That's former judge Michael Luttig on Moore v. Harper, which will be heard by the Supreme Court this Wednesday. The question presented is:
Whether a state’s judicial branch may nullify the
regulations governing the “Manner of holding
Elections for Senators and Representatives ...
prescribed ... by the Legislature thereof,” and replace them with regulations of
the state courts’ own devising, based on vague state
constitutional provisions purportedly vesting the state
judiciary with power to prescribe whatever rules it
deems appropriate to ensure a “fair” or “free” election.
The AP covers the case here:
The Supreme Court is about to confront a new elections case, a Republican-led challenge
asking the justices for a novel ruling that could significantly
increase the power of state lawmakers over elections for Congress and
the presidency.
The
court is set to hear arguments Wednesday in a case from North Carolina,
where Republican efforts to draw congressional districts heavily in
their favor were blocked by a Democratic majority on the state Supreme
Court because the GOP map violated the state constitution.

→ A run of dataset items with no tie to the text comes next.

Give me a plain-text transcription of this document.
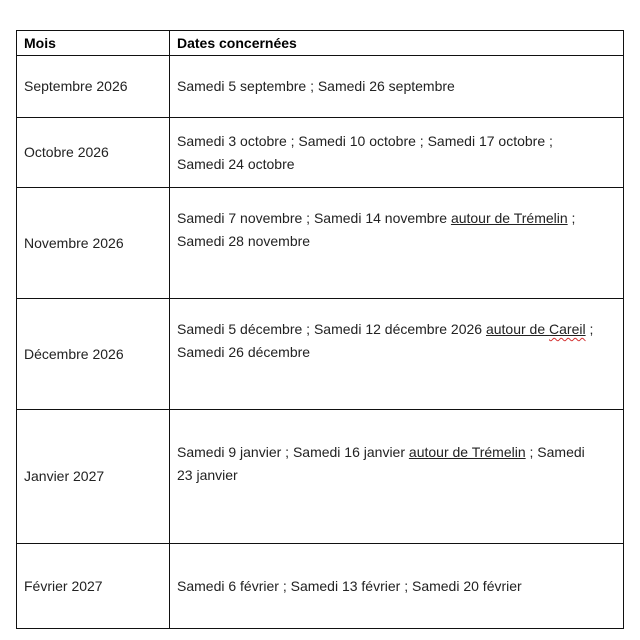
Mois	Dates concernées
Septembre 2026	Samedi 5 septembre ; Samedi 26 septembre
Octobre 2026	Samedi 3 octobre ; Samedi 10 octobre ; Samedi 17 octobre ;
Samedi 24 octobre
Novembre 2026	Samedi 7 novembre ; Samedi 14 novembre autour de Trémelin ;
Samedi 28 novembre
Décembre 2026	Samedi 5 décembre ; Samedi 12 décembre 2026 autour de Careil ;
Samedi 26 décembre
Janvier 2027	Samedi 9 janvier ; Samedi 16 janvier autour de Trémelin ; Samedi
23 janvier
Février 2027	Samedi 6 février ; Samedi 13 février ; Samedi 20 février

A court-drawn map produced seven seats for each party in last month’s midterm elections in highly competitive North Carolina.
The
question for the justices is whether the U.S. Constitution’s provision
giving state legislatures the power to make the rules about the “times,
places and manner” of congressional elections cuts state courts out of
the process.
***
Luttig, who advised former Vice President Mike Pence
that he had no authority to reject electoral votes following the 2020
election, is among several prominent conservatives and Republicans who
have lined up against the broad assertion that legislatures can’t be
challenged in state courts when they make decisions about federal
elections, including congressional redistricting.
That
group includes former California Gov. Arnold Schwarzenegger, law
professor Steven Calabresi, a founder of the conservative Federalist
Society and Benjamin Ginsberg, a longtime lawyer for Republican
candidates and the party.
“Unfortunately,
because of ongoing and widespread efforts to sow distrust and spread
disinformation, confidence in our elections is at a low ebb,” Ginsberg
wrote in a Supreme Court filing. “The version of the independent state
legislature theory advanced by Petitioners in this case threatens to
make a bad situation much worse, exacerbating the current moment of
political polarization and further undermining confidence in our
elections.”
That's just one blockbuster being heard this week. Up Monday is the web-designer case, a follow up to the cake designer case. From SCOTUSblog:
The Supreme Court on Monday will revisit a
long-simmering tension between legal protections for LGBTQ people and
the rights of business owners who oppose same-sex marriage. The case, 303 Creative v. Elenis,
is a challenge by a Colorado website designer to a state law that bars
businesses that are open to the public from discriminating against gay
people or announcing their intent to do so. The designer, Lorie Smith,
argues that subjecting her to the law would violate her right to free
speech. Colorado counters that exempting Smith from the law would open a
Pandora’s box that would “upend antidiscrimination law – and other laws
too.”
The justices have already grappled with this question once. In 2018, the court handed a narrow victory to Jack Phillips,
a Colorado baker who refused to make a custom cake for a same-sex
couple because he believed that doing so would violate his religious
beliefs. Justice Anthony Kennedy’s opinion
rested largely on the majority’s conclusion that the Colorado
administrative agency that ruled against Phillips treated him unfairly
by being too hostile to his sincere religious beliefs. The opinion
seemed to leave open the possibility that, in a future case, a service
provider’s sincere religious beliefs might have to yield to the state’s
interest in protecting the rights of same-sex couples, and the majority
did not rule on one of the central arguments in the case – whether
compelling Phillips to bake a cake for a same-sex couple would violate
his right to freedom of speech.
Enter Lorie Smith, the owner of 303
Creative LLC, a designer of websites and graphics based in Littleton,
Colorado. Smith is a devout Christian who believes that marriage “is
only between one man and one woman.” So although Smith wants to expand
her business to include wedding websites, she does not want to design
websites for same-sex weddings, and she wants to post a message on her
own website to make that clear.
In 2016, Smith went to federal court in
Colorado, seeking a ruling that Colorado could not enforce its
public-accommodations law, known as the Colorado Anti-Discrimination Act,
against her because it would violate her First Amendment rights to free
speech and free exercise of religion. When the U.S. Court of Appeals
for the 10th Circuit rejected her arguments, Smith came to the Supreme Court. The justices agreed in February to take up her case – but only on the free speech question, not on the free exercise issue.